The Economic Effects of Gambling

Gambling involves placing money or material goods on a random event, such as the roll of a dice or the outcome of a race, with the intent to win something else of value. The concept of chance and risk are fundamental to gambling, and it is this element that has historically given it a negative reputation and legal ramifications.

Some people find gambling a fun and exciting pastime, but for many people, it can have serious consequences that affect their health, relationships, work performance and overall quality of life. Problem gamblers can experience financial hardship and homelessness, which can have a ripple effect on family and community members. Gambling can also negatively impact their physical and mental health, causing stress, anxiety, depression and feelings of shame or guilt. Despite the negative effects, it is important to remember that there are resources available for help.

A person may develop a gambling disorder for any number of reasons, including stress, boredom, low self-esteem, or loss of control of impulses. Young people and men are particularly susceptible to gambling problems, and those who start gambling as teenagers or young adults are more likely to develop a gambling addiction than those who begin later in life. People with low incomes are at particular risk because they have less to lose than those with more wealth and can be easily lured by the promise of a large payout.

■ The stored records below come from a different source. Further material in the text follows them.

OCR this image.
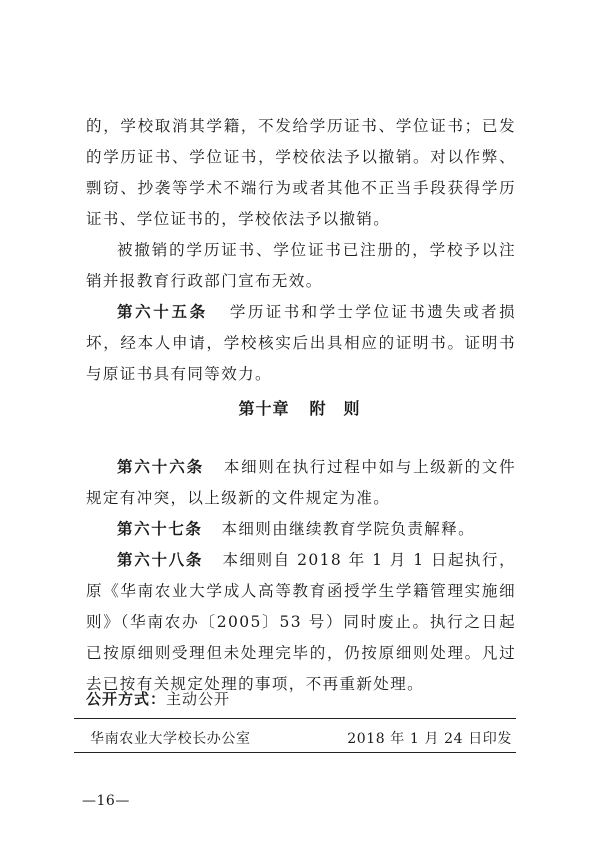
的，学校取消其学籍，不发给学历证书、学位证书；已发的学历证书、学位证书，学校依法予以撤销。对以作弊、剽窃、抄袭等学术不端行为或者其他不正当手段获得学历证书、学位证书的，学校依法予以撤销。

被撤销的学历证书、学位证书已注册的，学校予以注销并报教育行政部门宣布无效。

第六十五条 学历证书和学士学位证书遗失或者损坏，经本人申请，学校核实后出具相应的证明书。证明书与原证书具有同等效力。

第十章 附　则

第六十六条 本细则在执行过程中如与上级新的文件规定有冲突，以上级新的文件规定为准。

第六十七条 本细则由继续教育学院负责解释。

第六十八条 本细则自 2018 年 1 月 1 日起执行，原《华南农业大学成人高等教育函授学生学籍管理实施细则》（华南农办〔2005〕53 号）同时废止。执行之日起已按原细则受理但未处理完毕的，仍按原细则处理。凡过去已按有关规定处理的事项，不再重新处理。

公开方式：主动公开
华南农业大学校长办公室	2018 年 1 月 24 日印发
—16—
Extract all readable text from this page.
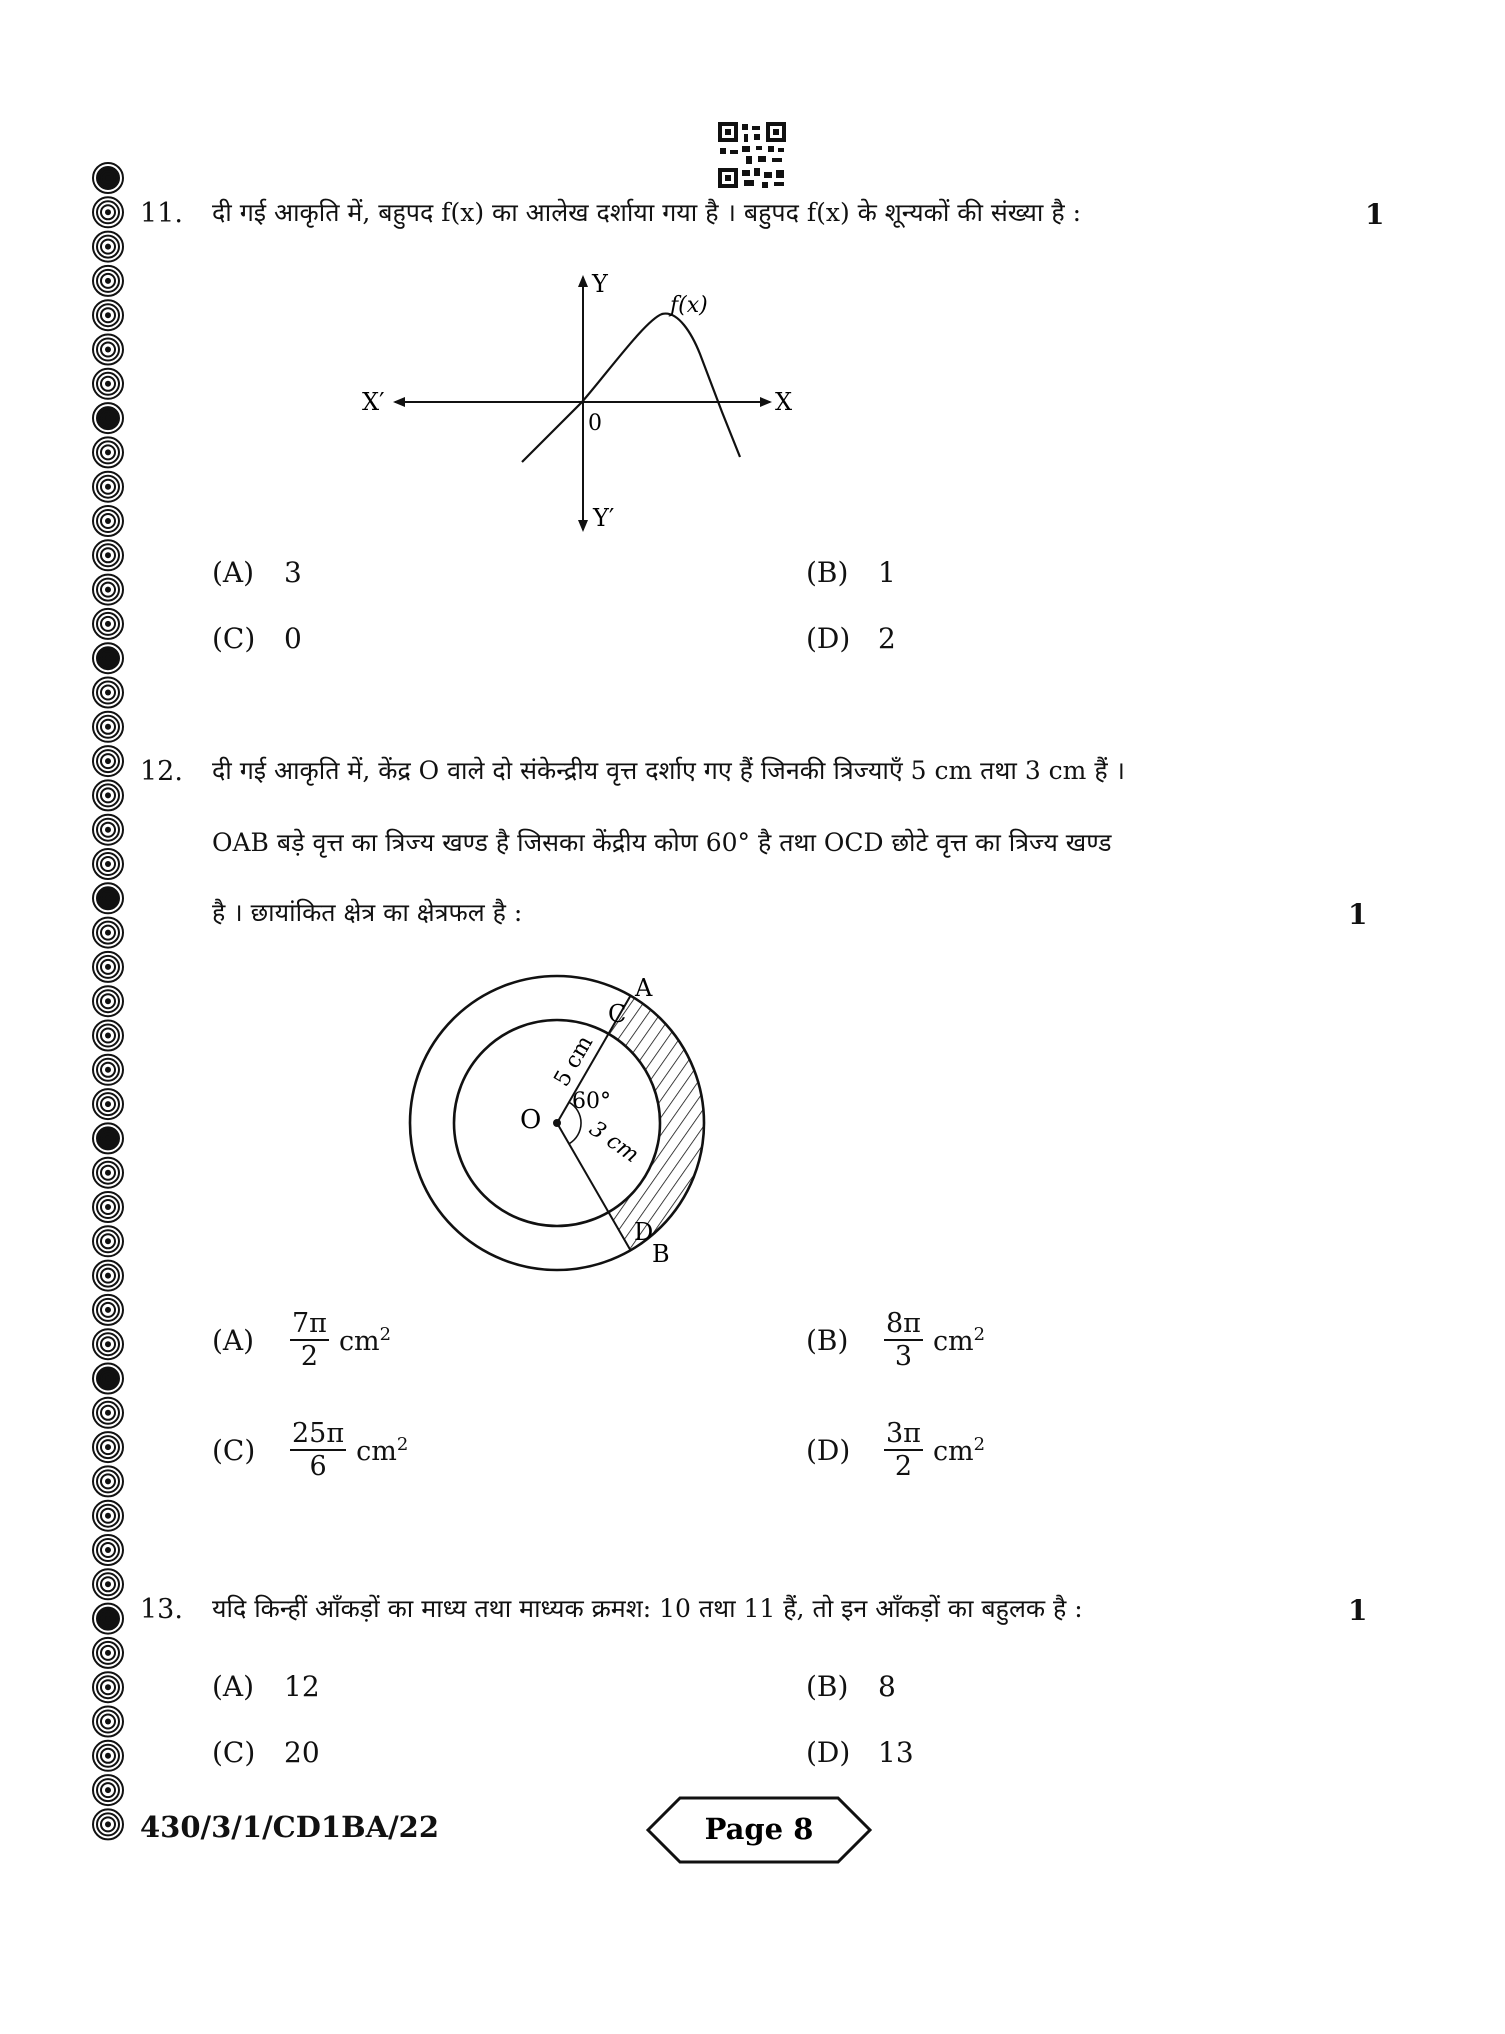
11. दी गई आकृति में, बहुपद f(x) का आलेख दर्शाया गया है । बहुपद f(x) के शून्यकों की संख्या है :	1
Y
Y′
X
X′
0
f(x)
(A) 3	(B) 1
(C) 0	(D) 2
12. दी गई आकृति में, केंद्र O वाले दो संकेन्द्रीय वृत्त दर्शाए गए हैं जिनकी त्रिज्याएँ 5 cm तथा 3 cm हैं ।
OAB बड़े वृत्त का त्रिज्य खण्ड है जिसका केंद्रीय कोण 60° है तथा OCD छोटे वृत्त का त्रिज्य खण्ड
है । छायांकित क्षेत्र का क्षेत्रफल है :	1
O
A
C
D
B
5 cm
3 cm
60°
$(A) \frac{7\pi}{2} cm^2$	$(B) \frac{8\pi}{3} cm^2$
$(C) \frac{25\pi}{6} cm^2$	$(D) \frac{3\pi}{2} cm^2$
13. यदि किन्हीं आँकड़ों का माध्य तथा माध्यक क्रमश: 10 तथा 11 हैं, तो इन आँकड़ों का बहुलक है :	1
(A) 12	(B) 8
(C) 20	(D) 13
430/3/1/CD1BA/22	Page 8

The most common sign of a gambling disorder is an inability to stop gambling, even when losses exceed income. Other symptoms include lying to family and therapists about the extent of involvement in gambling, engaging in illegal acts to fund gambling (such as forgery, fraud or embezzlement), using credit cards for gambling purposes and relying on others for money to pay for gambling expenses. It is estimated that one in seven problem gamblers files for bankruptcy. (American Psychiatric Association 2000). Published news accounts and bankruptcy court opinions serve as the primary sources of information on the financial effects of gambling, but these reports are anecdotal, region specific and often poorly documented.

Gambling can have positive economic impacts in the form of revenue, jobs created and taxes paid. However, intangible benefits and costs are typically omitted from the scope of gross impact studies and are difficult to measure or quantify in dollar terms. This omission is a major shortcoming of these types of studies. Fortunately, significant progress is being made to bring the full range of benefits and costs into the equation. For example, a casino facility may require the destruction of a wetland, which could require that land be restored somewhere else in compensation. In the future, such considerations will be incorporated into gambling-related economic impact analyses. (Fahrenkopf 1995; Meyer-Arendt 1995). These approaches will provide a more balanced perspective of the total economic impacts of gambling.